Exploring an Undirected Graph from a Specified Vertex

Assume we’re given a graph $G=(V,E)$ in adjacency list format. Let $s$ be a specified source vertex. We want to systematically visit all of the vertices and edges of the connected component of $G$ that contains $s$.

This is easier in a tree because we can just move between left and right and guarantee you don’t see the same node twice.

In graph breadth-first search (BFS), we explore by distance from the source node. If an edge allows us to discover a new node at the next level, we call it a tree edge.

We can use a first-in first-out (FIFO) queue to find what we need to discover.

In graph depth-first search (DFS), we start at $s$ and look for a new node. Once we find new node $A$, we recursively add a search starting at $A$ to the call stack and mark the edge as a tree edge. We keep searching until we reach a base case (no more new tree edges). Then, we pop out of the stack and continue the search until we reach a base case at each call in the call stack.

If we run BFS/DFS from a single source vertex $s$, we only explore the connected component of $s$. To ensure that we explore the entire graph, we introduce an “outer loop” over all vertices in $V$. When the outer loop reaches a vertex, we check if we have visited it already. If we’ve visited it already, don’t do anything, otherwise do a DFS/BFS from that vertex.

Spanning Tree

The spanning tree of an undirected graph is simply a connected, acyclic subgraph.

The spanning tree of $G=(V,E)$ where $G$ is undirected, can only exist if $G$ is connected. If it is not connected, we can have a spanning forest.

If we do a BFS or DFS and mark edges that allow us to find a new node as tree edges, once we’re done exploring the graph, the tree edges form a spanning tree.

Recognizing Bipartite Graphs

An undirected graph $G=(V,E)$ is bipartite if the vertex set $V$ can be partitioned into two sets $V^{\prime }$ and $V^{\prime \prime }$ such that every edge in $E$ has exactly one endpoint in $V^{\prime }$ (and thus also one in $V^{\prime \prime }$).

It’s easy to prove that $G$ is bipartite if and only if $G$ does not contain and odd-length cycle.

Alternatively, $G$ is bipartite if and only if it is 2-colorable.

How can we use BFS/DFS to determine whether $G$ is 2 colorable in linear time?

We can assign a color to each edge as we explore it. Whenever we label an edge as non-tree, we need to make sure that the two vertices of the edge violate the coloring of the graph. If it does, then the graph is not two-colorable.

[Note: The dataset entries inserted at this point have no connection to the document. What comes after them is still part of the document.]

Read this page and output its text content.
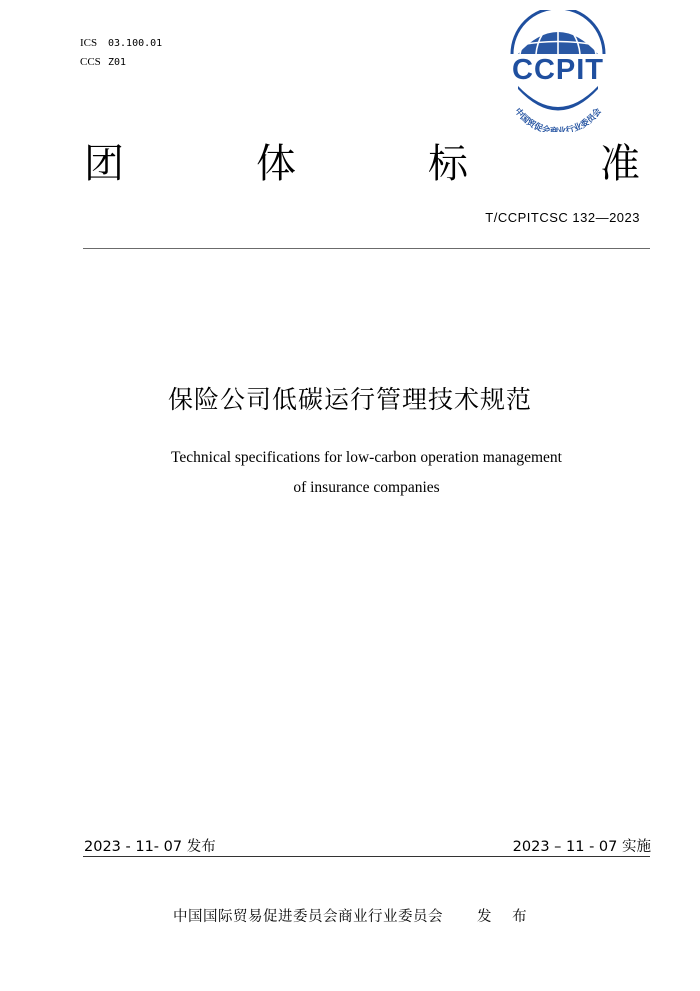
ICS 03.100.01
CCS Z01	CCPIT
中国贸促会商业行业委员会
团	体	标	准
T/CCPITCSC 132—2023
保险公司低碳运行管理技术规范
Technical specifications for low-carbon operation management
of insurance companies
2023 - 11- 07 发布	2023 – 11 - 07 实施
中国国际贸易促进委员会商业行业委员会 发 布
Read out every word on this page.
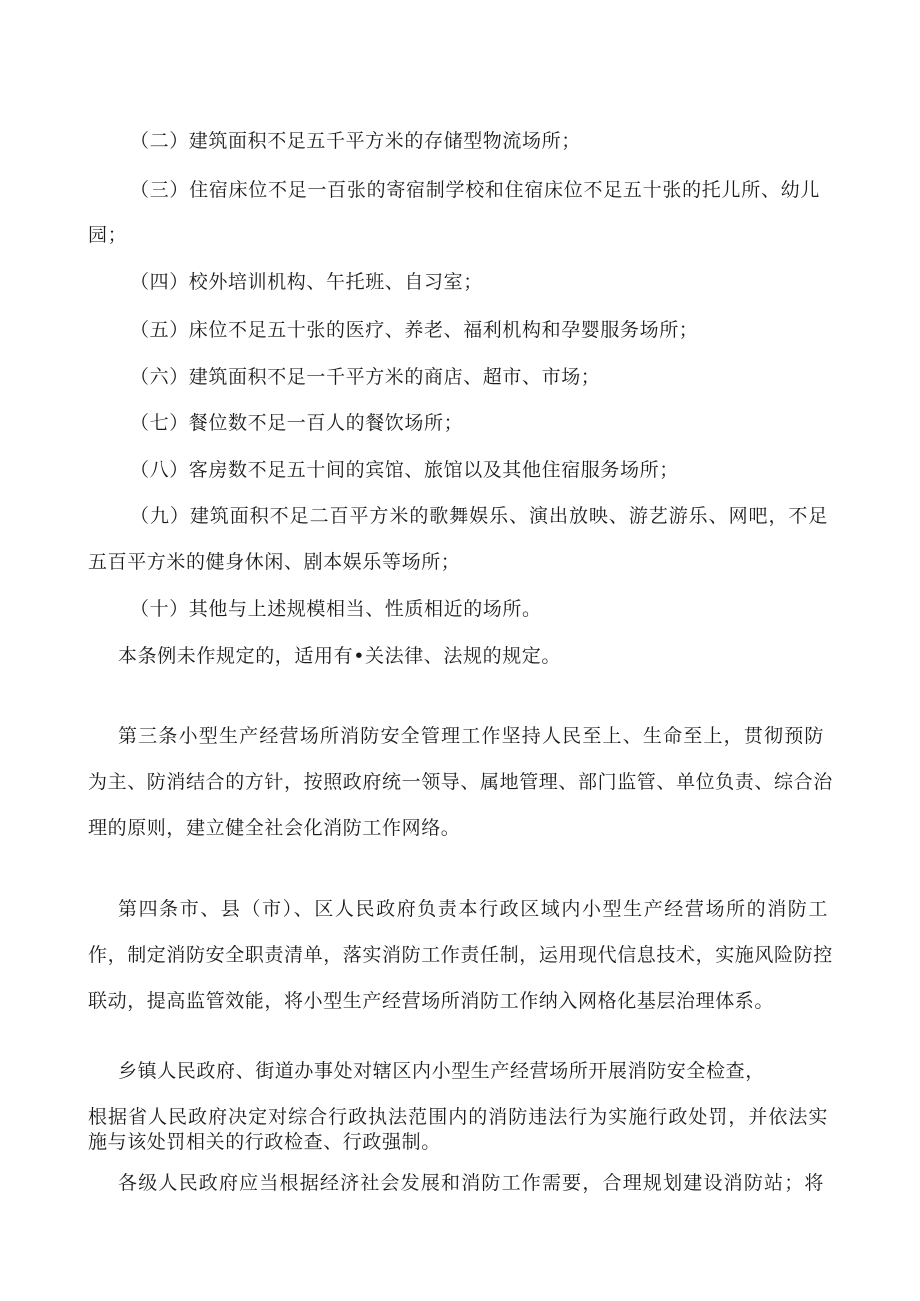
（二）建筑面积不足五千平方米的存储型物流场所；
（三）住宿床位不足一百张的寄宿制学校和住宿床位不足五十张的托儿所、幼儿
园；
（四）校外培训机构、午托班、自习室；
（五）床位不足五十张的医疗、养老、福利机构和孕婴服务场所；
（六）建筑面积不足一千平方米的商店、超市、市场；
（七）餐位数不足一百人的餐饮场所；
（八）客房数不足五十间的宾馆、旅馆以及其他住宿服务场所；
（九）建筑面积不足二百平方米的歌舞娱乐、演出放映、游艺游乐、网吧，不足
五百平方米的健身休闲、剧本娱乐等场所；
（十）其他与上述规模相当、性质相近的场所。
本条例未作规定的，适用有•关法律、法规的规定。
第三条小型生产经营场所消防安全管理工作坚持人民至上、生命至上，贯彻预防
为主、防消结合的方针，按照政府统一领导、属地管理、部门监管、单位负责、综合治
理的原则，建立健全社会化消防工作网络。
第四条市、县（市）、区人民政府负责本行政区域内小型生产经营场所的消防工
作，制定消防安全职责清单，落实消防工作责任制，运用现代信息技术，实施风险防控
联动，提高监管效能，将小型生产经营场所消防工作纳入网格化基层治理体系。
乡镇人民政府、街道办事处对辖区内小型生产经营场所开展消防安全检查，
根据省人民政府决定对综合行政执法范围内的消防违法行为实施行政处罚，并依法实
施与该处罚相关的行政检查、行政强制。
各级人民政府应当根据经济社会发展和消防工作需要，合理规划建设消防站；将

Single Source Shortest Paths (SSSP)

Let $G=(V,E)$ be an undirected graph with a specified vertex $s$. If we run BFS from $s$, we get a spanning tree $T$ of the connected component of $G$ that contains $s$, we’ll call it $G^{\prime }=(V^{\prime },E^{\prime })$.

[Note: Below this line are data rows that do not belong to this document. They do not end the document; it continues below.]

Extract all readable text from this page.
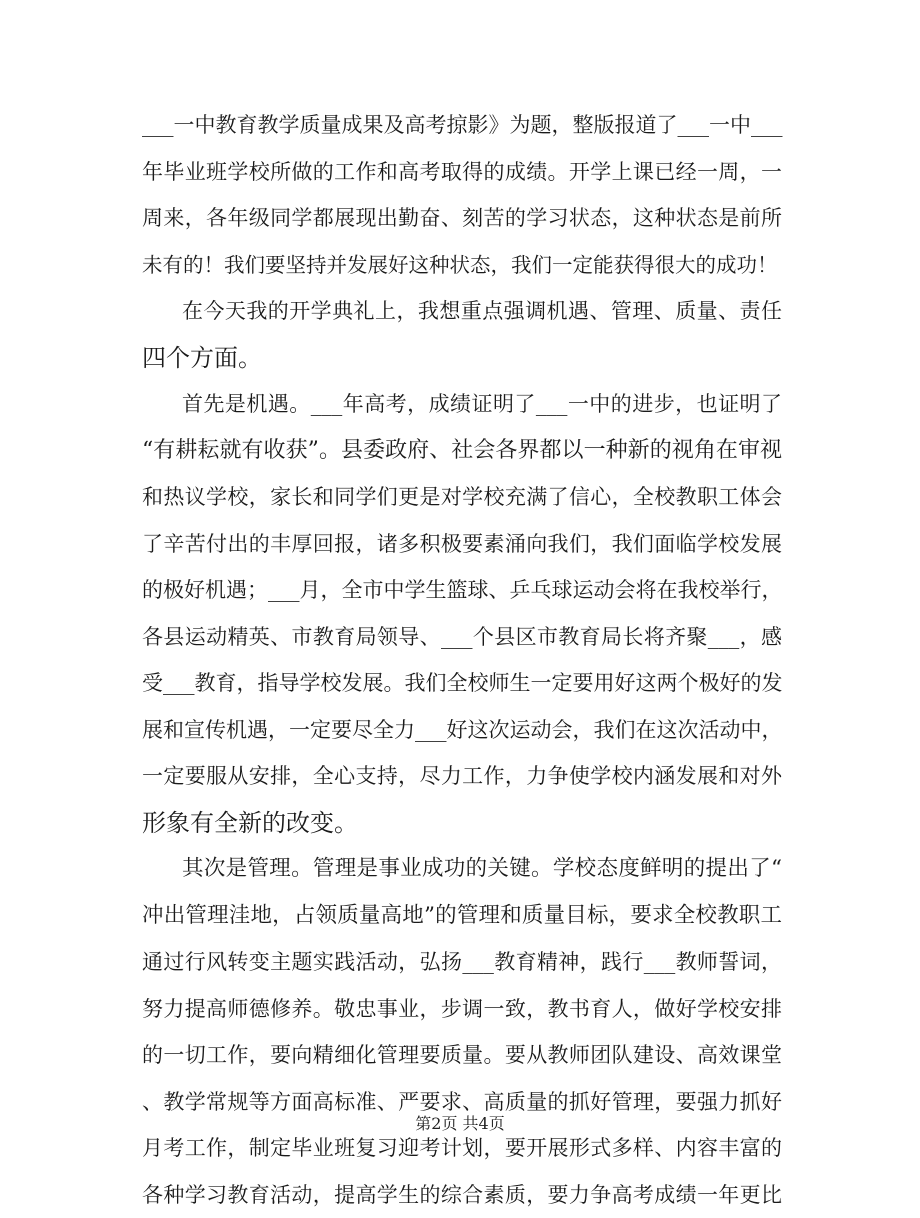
___一中教育教学质量成果及高考掠影》为题，整版报道了___一中___
年毕业班学校所做的工作和高考取得的成绩。开学上课已经一周，一
周来，各年级同学都展现出勤奋、刻苦的学习状态，这种状态是前所
未有的！我们要坚持并发展好这种状态，我们一定能获得很大的成功！
在今天我的开学典礼上，我想重点强调机遇、管理、质量、责任
四个方面。
首先是机遇。___年高考，成绩证明了___一中的进步，也证明了
“有耕耘就有收获”。县委政府、社会各界都以一种新的视角在审视
和热议学校，家长和同学们更是对学校充满了信心，全校教职工体会
了辛苦付出的丰厚回报，诸多积极要素涌向我们，我们面临学校发展
的极好机遇；___月，全市中学生篮球、乒乓球运动会将在我校举行，
各县运动精英、市教育局领导、___个县区市教育局长将齐聚___，感
受___教育，指导学校发展。我们全校师生一定要用好这两个极好的发
展和宣传机遇，一定要尽全力___好这次运动会，我们在这次活动中，
一定要服从安排，全心支持，尽力工作，力争使学校内涵发展和对外
形象有全新的改变。
其次是管理。管理是事业成功的关键。学校态度鲜明的提出了“
冲出管理洼地，占领质量高地”的管理和质量目标，要求全校教职工
通过行风转变主题实践活动，弘扬___教育精神，践行___教师誓词，
努力提高师德修养。敬忠事业，步调一致，教书育人，做好学校安排
的一切工作，要向精细化管理要质量。要从教师团队建设、高效课堂
、教学常规等方面高标准、严要求、高质量的抓好管理，要强力抓好
月考工作，制定毕业班复习迎考计划，要开展形式多样、内容丰富的
各种学习教育活动，提高学生的综合素质，要力争高考成绩一年更比
第2页 共4页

BFS/DFS in a Digraph $G=(V,E)$

The procedures for BFS/DFS in undirected graphs generalize in a natural way to digraphs. In the directed case, each edge is encountered exactly once. The

Strongly Connected Components (SCC)

Let $G=(V,E)$ be a given digraph. We say that vertices $u$ and $v$ belong to the same strongly connected component (SCC) of $G$ if $v$ is reachable (via a directed path) from $u$ and $u$ is reachable from $v$.

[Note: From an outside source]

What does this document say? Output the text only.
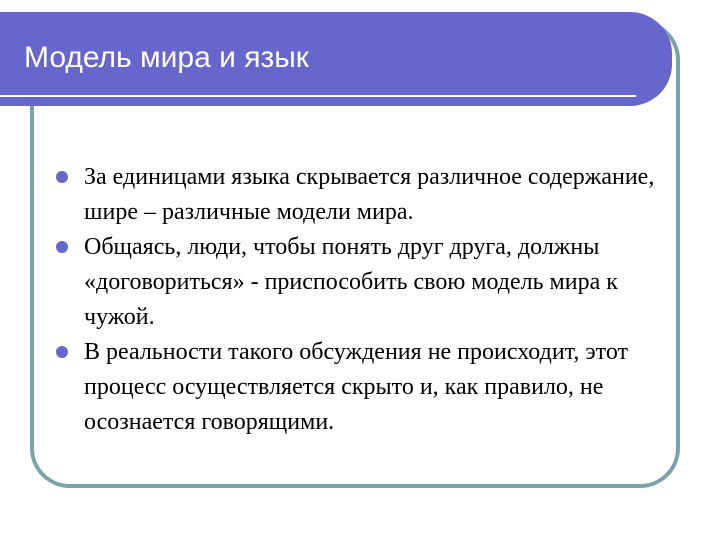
Модель мира и язык
За единицами языка скрывается различное содержание, шире – различные модели мира.
Общаясь, люди, чтобы понять друг друга, должны «договориться» - приспособить свою модель мира к чужой.
В реальности такого обсуждения не происходит, этот процесс осуществляется скрыто и, как правило, не осознается говорящими.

Let the binary relation $R$ denote the set of pairs $(u,v)$ in $V\times V$ such that $u$ and $v$ belong to the same SCC. The relation $R$ is reflexive, symmetric, and transitive. It is an equivalence relation.

$R$ thus partitions $V$ into equivalence classes, each of which corresponds to the vertex set of an SCC of $G$.

Identifying the SCC of a Given Vertex

Let $G=(V,E)$ be a given digraph and let $s$ be a specified vertex in $V$.

How can we use BFS/DFS to determine the SCC of $s$ in linear time?

Contents

Applications of Directed DFS

Directed Cycle Detection in Digraphs

Recall that an undirected graph $G$ contains a cycle if and only if any DFS of $G$ yields a non-tree edge.

For digraphs, we can say the following: A digraph $G$ contains a directed cycle if and only if any DFS of $G$ yields a back edge.